Quien primero escribió la historia medicinal de las Indias orientales fué el doctor portugués llamado García de Orta: el cual la dió á la estampa en Goa, con el título de Coloquios dos simples, drogas é cousas medicinais da India[90].
Esta obra, aunque tiene muchos grados de purisimo mérito, no solo por ser la primera en su clase, sino por haber salido de la pluma de un tan sabio varon como García de Orta, tambien está afeada por muchos i mui graves errores. Véase de la suerte que habla de estos coloquios Gaspar Acosta en el prólogo de su tratado de las drogas i medicinas de las Indias orientales.
«Así como su obra trata de diversas medicinas i plantas i otras cosas pertenecientes á la salud humana, así tambien trata de otras que son inútiles i sin algun provecho para ella, siéndole forzoso tratallas por seguir el estilo de diálogos, dó los que hablan suelen divertirse i derramarse fuera de lo que toca á su principal propósito, no se dejando de hallar á cada paso muchos errores, que, aunque la buena fama i autoridad del autor nos persuadan no ser suyos, sino del descuido de los impresores que en aquella ciudad de Goa, donde él escribió, no se hallan tan limados como por estas partes, no dejan de causar molestia i dar enfado al que los lee. No faltó tambien otra perfeccion sustancial á la obra que son las pinturas i dibujos de las plantas de que trata, que ocupado el Dr. Orta en otras cosas mas graves, i que mas debian importarle, dejó de ingerirlas en ellas. Paresciéndome á mí que en esta nuestra nacion seria aquel libro de grande provecho, si se diese noticia de las cosas buenas que en él hai, mostrándose con sus ejemplos i figuras para mejor conocerlas, i que esto no lo podria hacer, sino quien ocularmente con sus mismos ojos las hubiese visto i esperimentado, celoso del bien desta tierra con la caridad que á mis prójimos debo, deliberé tomar este trabajo i debujar al vivo cada planta, sacada de raiz, á vueltas de otras muchas cosas que yo ví.»

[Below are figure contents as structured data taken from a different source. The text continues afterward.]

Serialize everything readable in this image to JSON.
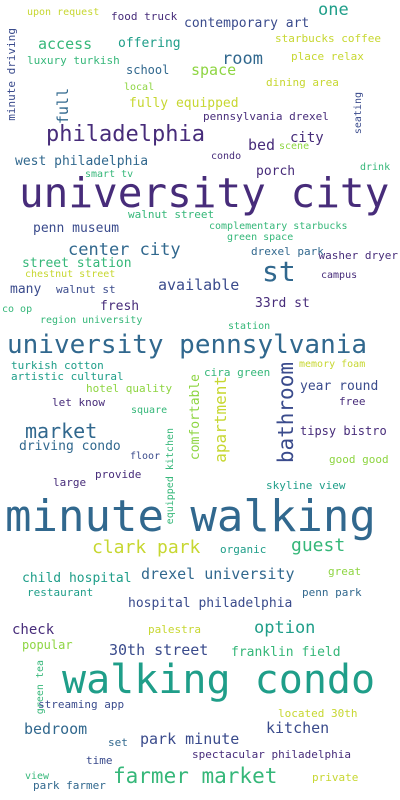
{
  "palette": {
    "background": "#ffffff",
    "purple": "#472c7a",
    "navy": "#3a4b8c",
    "blue": "#31688e",
    "teal": "#1f9e89",
    "green": "#35b779",
    "lime": "#8ed542",
    "yellow": "#c7d731"
  },
  "words": [
    "upon request",
    "food truck",
    "one",
    "minute driving",
    "contemporary art",
    "starbucks coffee",
    "access",
    "offering",
    "luxury turkish",
    "room",
    "place relax",
    "school",
    "space",
    "local",
    "dining area",
    "full",
    "fully equipped",
    "seating",
    "pennsylvania drexel",
    "philadelphia",
    "city",
    "bed",
    "scene",
    "condo",
    "west philadelphia",
    "smart tv",
    "porch",
    "drink",
    "university city",
    "walnut street",
    "penn museum",
    "complementary starbucks",
    "green space",
    "center city",
    "drexel park",
    "st",
    "street station",
    "washer dryer",
    "chestnut street",
    "campus",
    "many",
    "walnut st",
    "available",
    "fresh",
    "33rd st",
    "co op",
    "region university",
    "station",
    "university pennsylvania",
    "turkish cotton",
    "memory foam",
    "artistic cultural",
    "cira green",
    "bathroom",
    "year round",
    "hotel quality",
    "let know",
    "free",
    "square",
    "comfortable",
    "market",
    "tipsy bistro",
    "driving condo",
    "apartment",
    "floor",
    "good good",
    "provide",
    "equipped kitchen",
    "large",
    "skyline view",
    "minute walking",
    "clark park",
    "guest",
    "organic",
    "great",
    "child hospital",
    "drexel university",
    "restaurant",
    "penn park",
    "hospital philadelphia",
    "check",
    "option",
    "palestra",
    "popular",
    "30th street",
    "franklin field",
    "green tea",
    "walking condo",
    "streaming app",
    "located 30th",
    "bedroom",
    "park minute",
    "kitchen",
    "set",
    "time",
    "spectacular philadelphia",
    "view",
    "park farmer",
    "farmer market",
    "private"
  ]
}
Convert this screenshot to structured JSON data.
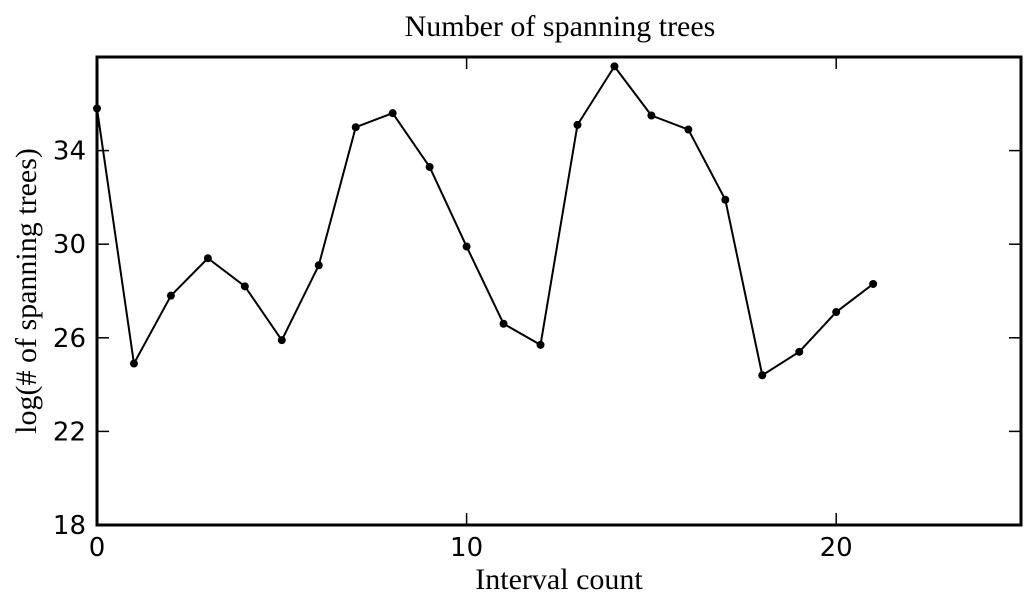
{
  "chart_data": {
    "type": "line",
    "title": "Number of spanning trees",
    "xlabel": "Interval count",
    "ylabel": "log(# of spanning trees)",
    "xlim": [
      0,
      25
    ],
    "ylim": [
      18,
      38
    ],
    "xticks": [
      0,
      10,
      20
    ],
    "yticks": [
      18,
      22,
      26,
      30,
      34
    ],
    "grid": false,
    "series": [
      {
        "color": "#000000",
        "x": [
          0,
          1,
          2,
          3,
          4,
          5,
          6,
          7,
          8,
          9,
          10,
          11,
          12,
          13,
          14,
          15,
          16,
          17,
          18,
          19,
          20,
          21
        ],
        "y": [
          35.8,
          24.9,
          27.8,
          29.4,
          28.2,
          25.9,
          29.1,
          35.0,
          35.6,
          33.3,
          29.9,
          26.6,
          25.7,
          35.1,
          37.6,
          35.5,
          34.9,
          31.9,
          24.4,
          25.4,
          27.1,
          28.3
        ]
      }
    ]
  }
}
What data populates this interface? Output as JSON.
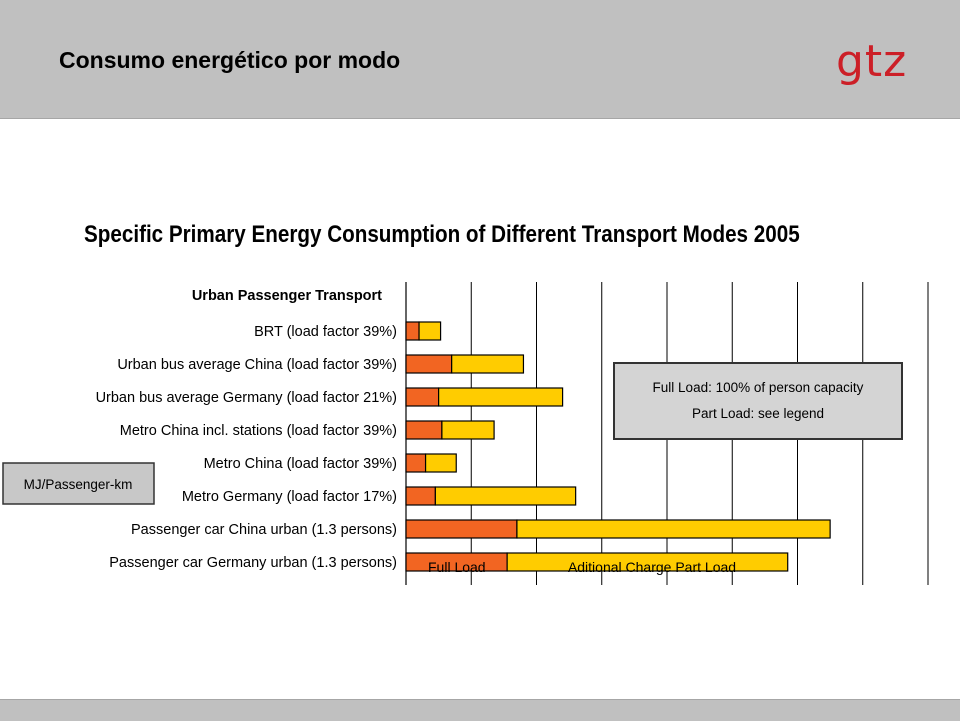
{
  "slide": {
    "title": "Consumo energético por modo",
    "logo_text": "gtz"
  },
  "chart_data": {
    "type": "bar",
    "orientation": "horizontal",
    "stacked": true,
    "title": "Specific Primary Energy Consumption of Different Transport Modes 2005",
    "category_group_label": "Urban Passenger Transport",
    "unit_label": "MJ/Passenger-km",
    "note_lines": [
      "Full Load: 100% of person capacity",
      "Part Load: see legend"
    ],
    "categories": [
      "BRT (load factor 39%)",
      "Urban bus average China (load factor 39%)",
      "Urban bus average Germany (load factor 21%)",
      "Metro China incl. stations (load factor 39%)",
      "Metro China (load factor 39%)",
      "Metro Germany (load factor 17%)",
      "Passenger car China urban (1.3 persons)",
      "Passenger car Germany urban (1.3 persons)"
    ],
    "series": [
      {
        "name": "Full Load",
        "color": "#f26522",
        "values": [
          0.2,
          0.7,
          0.5,
          0.55,
          0.3,
          0.45,
          1.7,
          1.55
        ]
      },
      {
        "name": "Aditional Charge Part Load",
        "color": "#ffcc00",
        "values": [
          0.33,
          1.1,
          1.9,
          0.8,
          0.47,
          2.15,
          4.8,
          4.3
        ]
      }
    ],
    "xlim": [
      0,
      8
    ],
    "x_gridlines": 8,
    "grid": true,
    "x_tick_labels_visible": false,
    "legend_placement": "inside-bottom-bar"
  },
  "colors": {
    "header_bg": "#c0c0c0",
    "logo": "#cc1f27",
    "full_load": "#f26522",
    "part_load": "#ffcc00",
    "note_box": "#d4d4d4"
  }
}
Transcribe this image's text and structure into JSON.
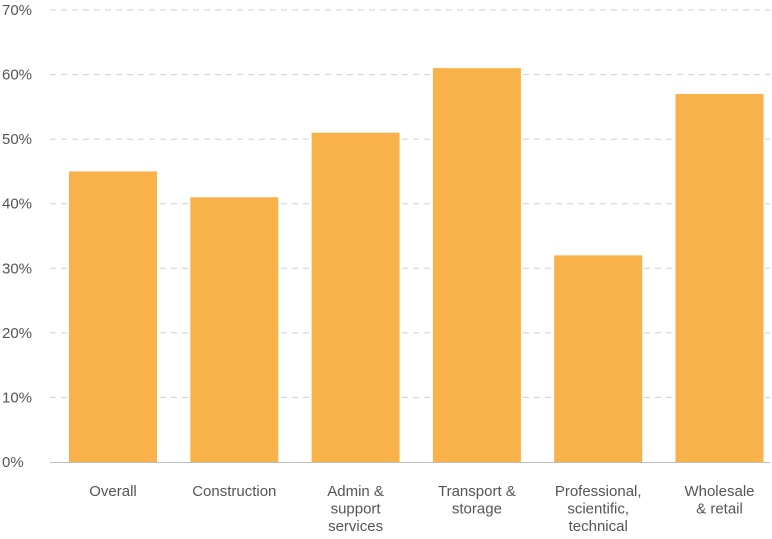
{
  "chart_data": {
    "type": "bar",
    "categories": [
      [
        "Overall"
      ],
      [
        "Construction"
      ],
      [
        "Admin &",
        "support",
        "services"
      ],
      [
        "Transport &",
        "storage"
      ],
      [
        "Professional,",
        "scientific,",
        "technical"
      ],
      [
        "Wholesale",
        "& retail"
      ]
    ],
    "values": [
      45,
      41,
      51,
      61,
      32,
      57
    ],
    "y_ticks": [
      "0%",
      "10%",
      "20%",
      "30%",
      "40%",
      "50%",
      "60%",
      "70%"
    ],
    "ylim": [
      0,
      70
    ],
    "grid": true,
    "bar_color": "#F9B249",
    "title": "",
    "xlabel": "",
    "ylabel": ""
  }
}
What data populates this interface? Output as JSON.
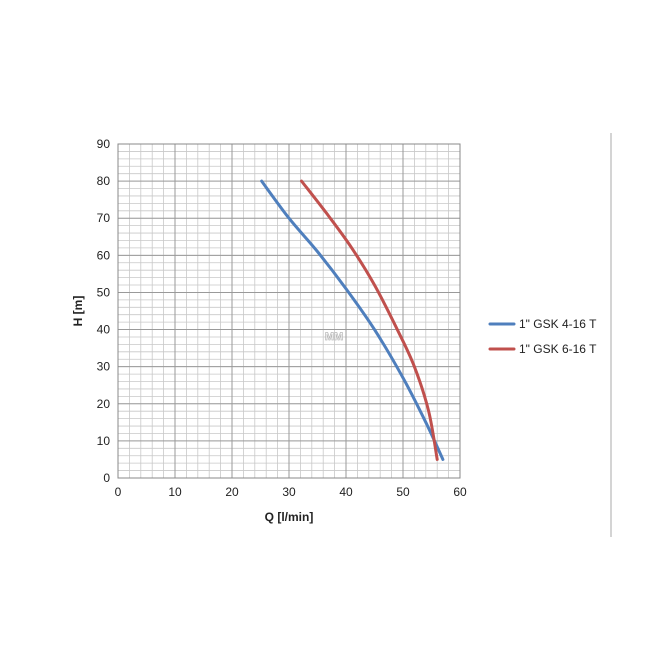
{
  "chart_data": {
    "type": "line",
    "title": "",
    "xlabel": "Q [l/min]",
    "ylabel": "H [m]",
    "xlim": [
      0,
      60
    ],
    "ylim": [
      0,
      90
    ],
    "x_ticks": [
      0,
      10,
      20,
      30,
      40,
      50,
      60
    ],
    "y_ticks": [
      0,
      10,
      20,
      30,
      40,
      50,
      60,
      70,
      80,
      90
    ],
    "grid": true,
    "legend_position": "right",
    "watermark": "MM",
    "series": [
      {
        "name": "1\" GSK 4-16 T",
        "color": "#4f7fbd",
        "points": [
          [
            25.2,
            80
          ],
          [
            30,
            70
          ],
          [
            35,
            61
          ],
          [
            40,
            51
          ],
          [
            45,
            40
          ],
          [
            50,
            27
          ],
          [
            54,
            15
          ],
          [
            57,
            5
          ]
        ]
      },
      {
        "name": "1\" GSK 6-16 T",
        "color": "#c0504d",
        "points": [
          [
            32.2,
            80
          ],
          [
            37,
            70.5
          ],
          [
            41,
            62
          ],
          [
            45,
            52
          ],
          [
            49,
            40
          ],
          [
            52,
            30
          ],
          [
            54.5,
            18
          ],
          [
            56,
            5
          ]
        ]
      }
    ]
  }
}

De forma que si García de Orta merece grande alabanza por ser el primero que dió á conocer en lengua vulgar la historia medicinal de las dilatadas Indias orientales, no menor merece Gaspar de Acosta así por haberla aumentado i corregido como por haber representado en breves dibujos la mayor parte de las plantas, cuyas virtudes i escelencias i provechos para la salud humana declaraba en el discurso de su tratado.
El licenciado Juan de Costa, catedrático en la universidad de Salamanca, decia: «que despues de cotejar detenidamente una i otra obra, vino en conocimiento de que Orta solo dibujó las primeras líneas, y que Acosta puso las vivas colores; pues puso en perfeccion lo que él habia comenzado.»
El mismo licenciado, amigo del autor, dice tambien que la obra de Acosta, «no fué criada como otra en los descansos de sus naturalezas i patrias, sino en la dureza de tristes cautiverios, cual él los padeció en la Africa, en la Asia i en la China. Allí probó i esperimentó con el trabajo que se puede pensar todo lo que escribe de plantas i drogas.»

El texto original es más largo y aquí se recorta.